Ongoing fighting is making it difficult for many farmers to access grazing land and water sources, while the price of animal feed has sky-rocketed, forcing "many herding families... to sell or slaughter their sheep, goats and poultry", added the FAO, which produced the report with the UN's World Food Programme (WFP).
Rising prices and scarcity of fertilisers and seeds is also hurting crop farmers, who "will have no other option than to abandon food production if they do not receive immediate support".
Wheat production has plummeted 55 percent, from an average 3.4 million metric tons before the war to 1.5 million metric tons this year, and a water crisis has led some farmers to switch to hardier but less nutritious crops.
- Unable to cope -
"Many farmers have lost the ability to cope," it said, adding that almost 80 percent of households across Syria were already struggling to access or buy food and the situation was likely to worsen.
"The food security situation of millions of people inside Syria continues to deteriorate with more than seven million people classified as food insecure across the country... no longer able to put food on the table for their families," said Muhannad Hadi, WFP regional director for the Middle East, North Africa, Central Asia and East Europe.
Syria, once an exporter in livestock, has seen its herds and flocks shrink significantly since the beginning of the crisis.

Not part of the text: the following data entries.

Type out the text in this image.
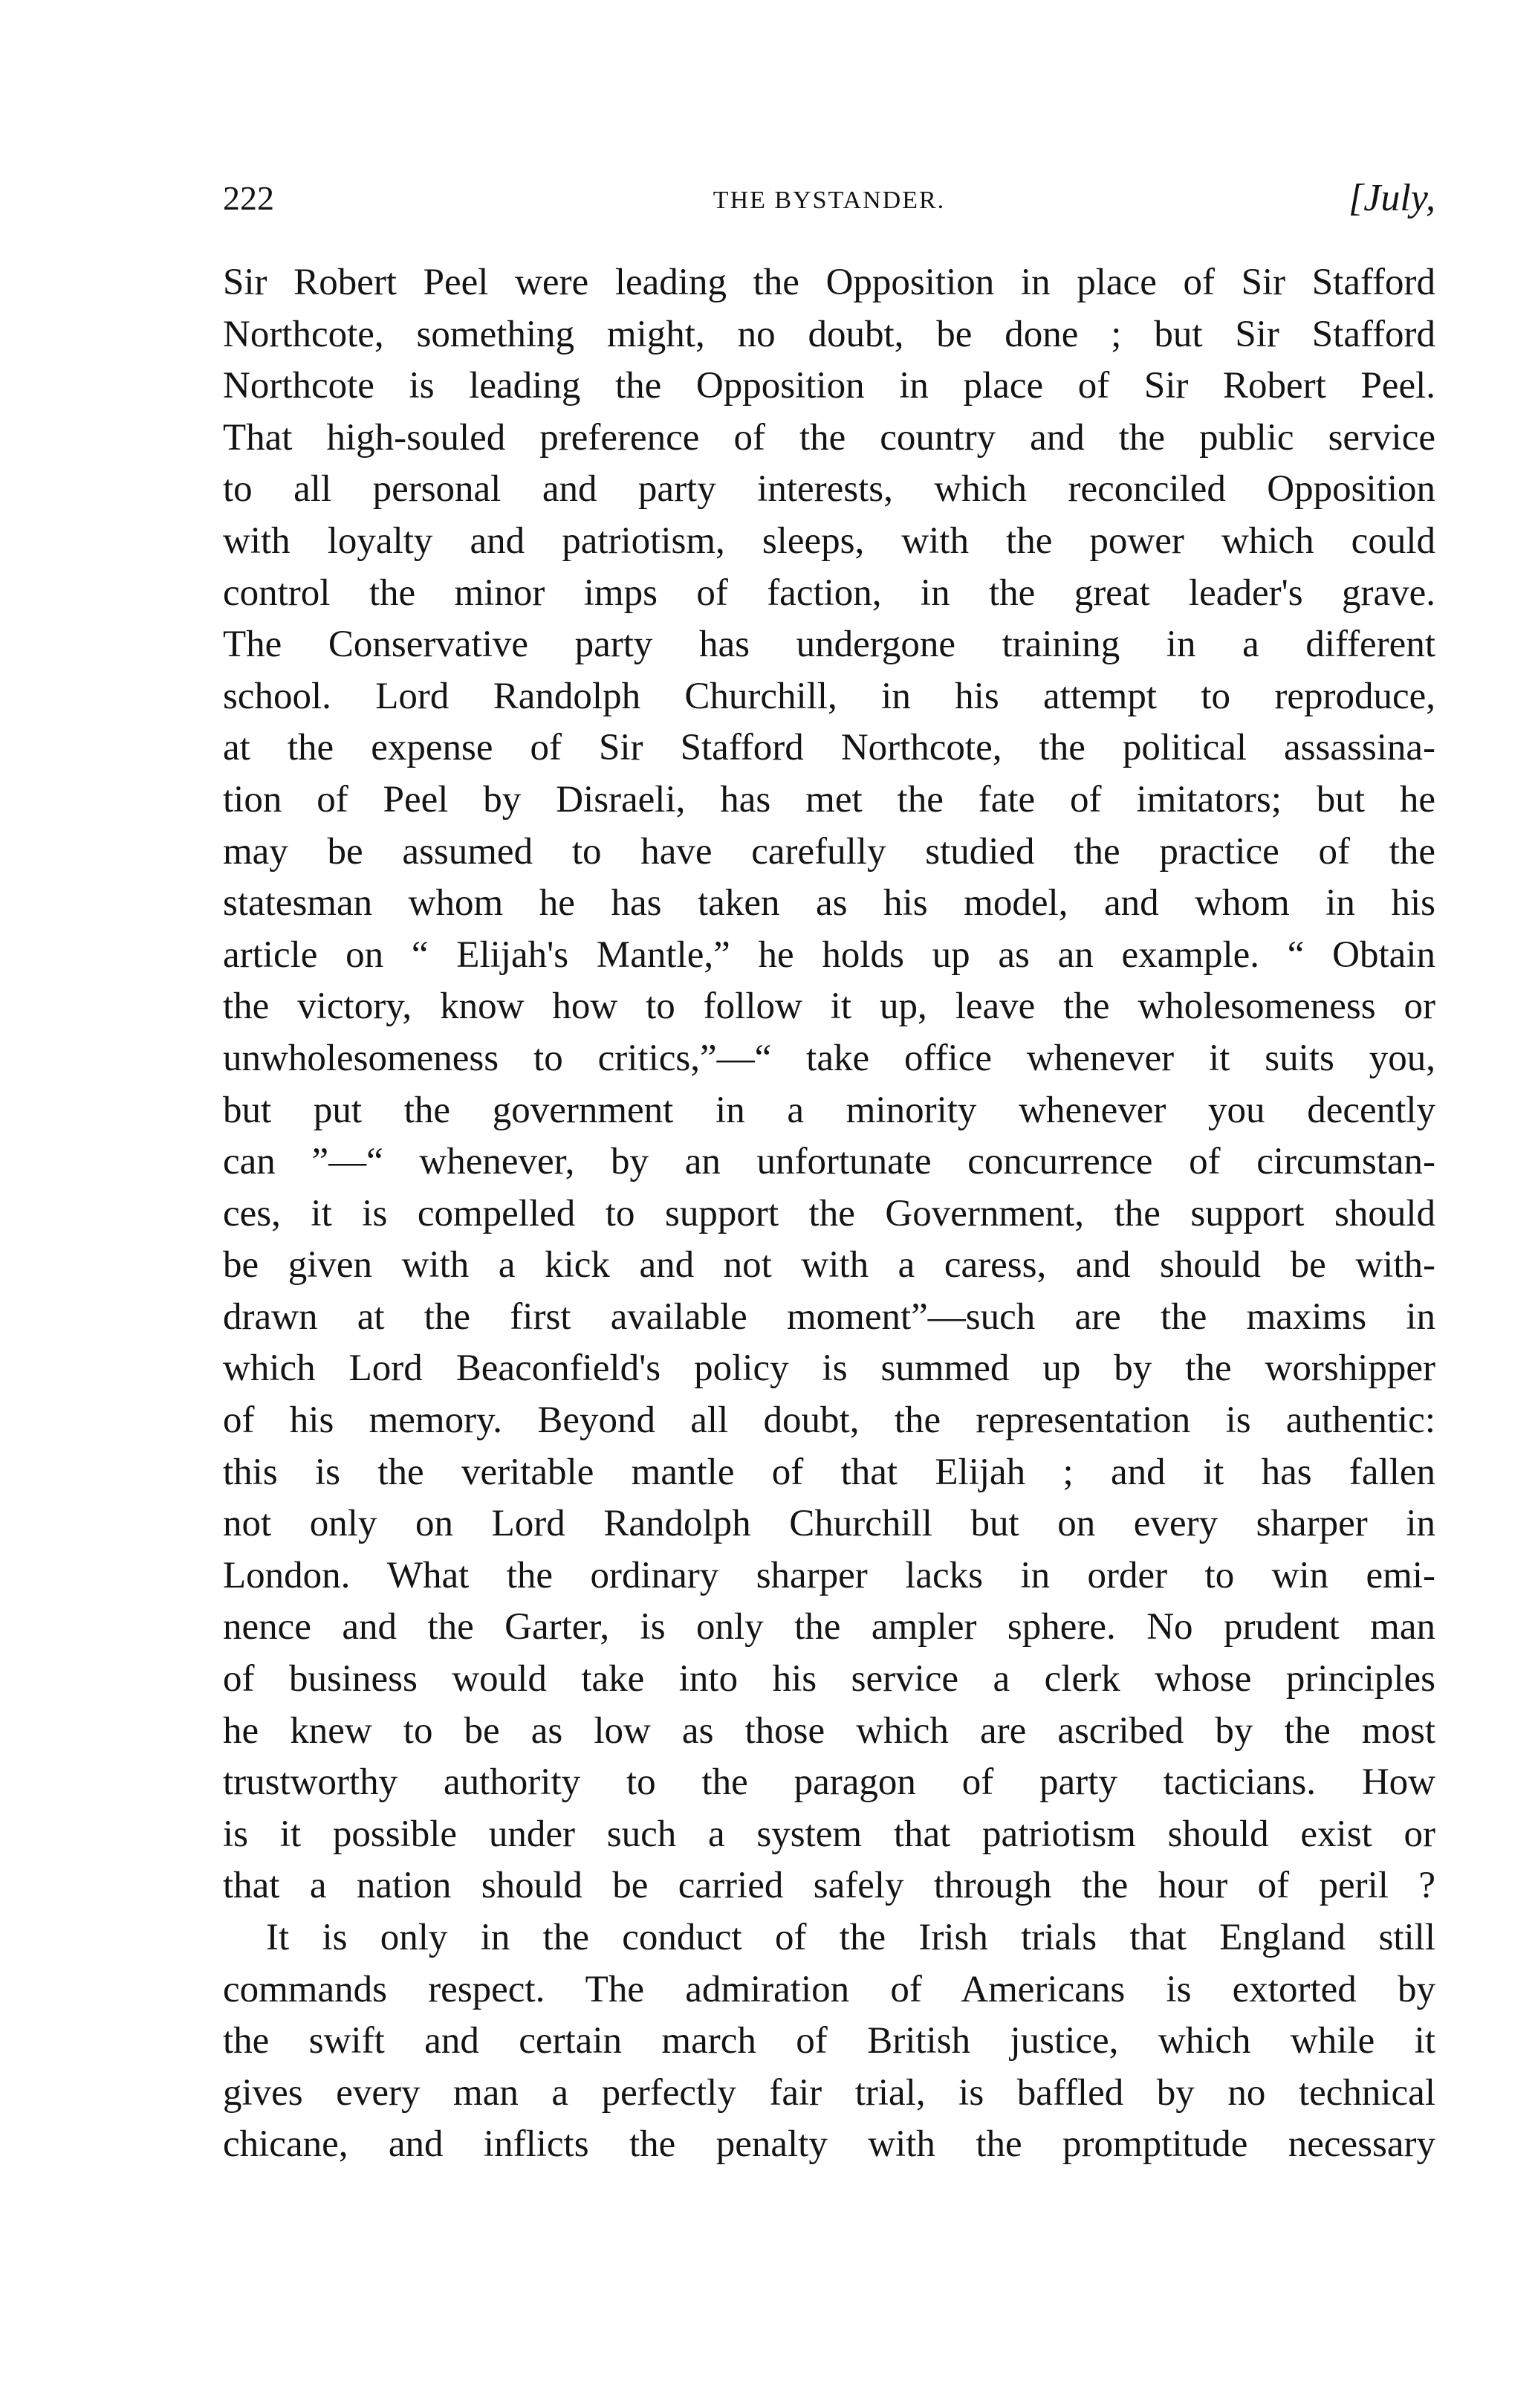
222	THE BYSTANDER.	[July,
Sir Robert Peel were leading the Opposition in place of Sir Stafford
Northcote, something might, no doubt, be done ; but Sir Stafford
Northcote is leading the Opposition in place of Sir Robert Peel.
That high-souled preference of the country and the public service
to all personal and party interests, which reconciled Opposition
with loyalty and patriotism, sleeps, with the power which could
control the minor imps of faction, in the great leader's grave.
The Conservative party has undergone training in a different
school. Lord Randolph Churchill, in his attempt to reproduce,
at the expense of Sir Stafford Northcote, the political assassina-
tion of Peel by Disraeli, has met the fate of imitators; but he
may be assumed to have carefully studied the practice of the
statesman whom he has taken as his model, and whom in his
article on “ Elijah's Mantle,” he holds up as an example. “ Obtain
the victory, know how to follow it up, leave the wholesomeness or
unwholesomeness to critics,”—“ take office whenever it suits you,
but put the government in a minority whenever you decently
can ”—“ whenever, by an unfortunate concurrence of circumstan-
ces, it is compelled to support the Government, the support should
be given with a kick and not with a caress, and should be with-
drawn at the first available moment”—such are the maxims in
which Lord Beaconfield's policy is summed up by the worshipper
of his memory. Beyond all doubt, the representation is authentic:
this is the veritable mantle of that Elijah ; and it has fallen
not only on Lord Randolph Churchill but on every sharper in
London. What the ordinary sharper lacks in order to win emi-
nence and the Garter, is only the ampler sphere. No prudent man
of business would take into his service a clerk whose principles
he knew to be as low as those which are ascribed by the most
trustworthy authority to the paragon of party tacticians. How
is it possible under such a system that patriotism should exist or
that a nation should be carried safely through the hour of peril ?
It is only in the conduct of the Irish trials that England still
commands respect. The admiration of Americans is extorted by
the swift and certain march of British justice, which while it
gives every man a perfectly fair trial, is baffled by no technical
chicane, and inflicts the penalty with the promptitude necessary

"Today, there are 30 percent fewer cattle, 40 percent fewer sheep and goats, and a staggering 60 percent less poultry," FAO said.
And while some livestock farmers fleeing violence are able to bring their cows or sheep with them, crop farmers have no such option.
Some 9.4 million people across Syria are in need of assistance -- up 716,000 on September 2015 -- particularly in Quneitra, Dara'a, Damascus, Idlib, and Aleppo, the FAO said.
Problems with transportation, high costs and security risks for producers and traders has resulted in surplus supply in the northeast of the country while the west largely relies on imports.
FAO said newly harvested crops and airdrops of food assistance into the besieged city of Deir Ezzor brought down the price of wheat flour by 12 to 15 percent in several key markets in June 2016.
But wheat prices were nevertheless between 40 and 50 percent higher in June when compared to the same period last year.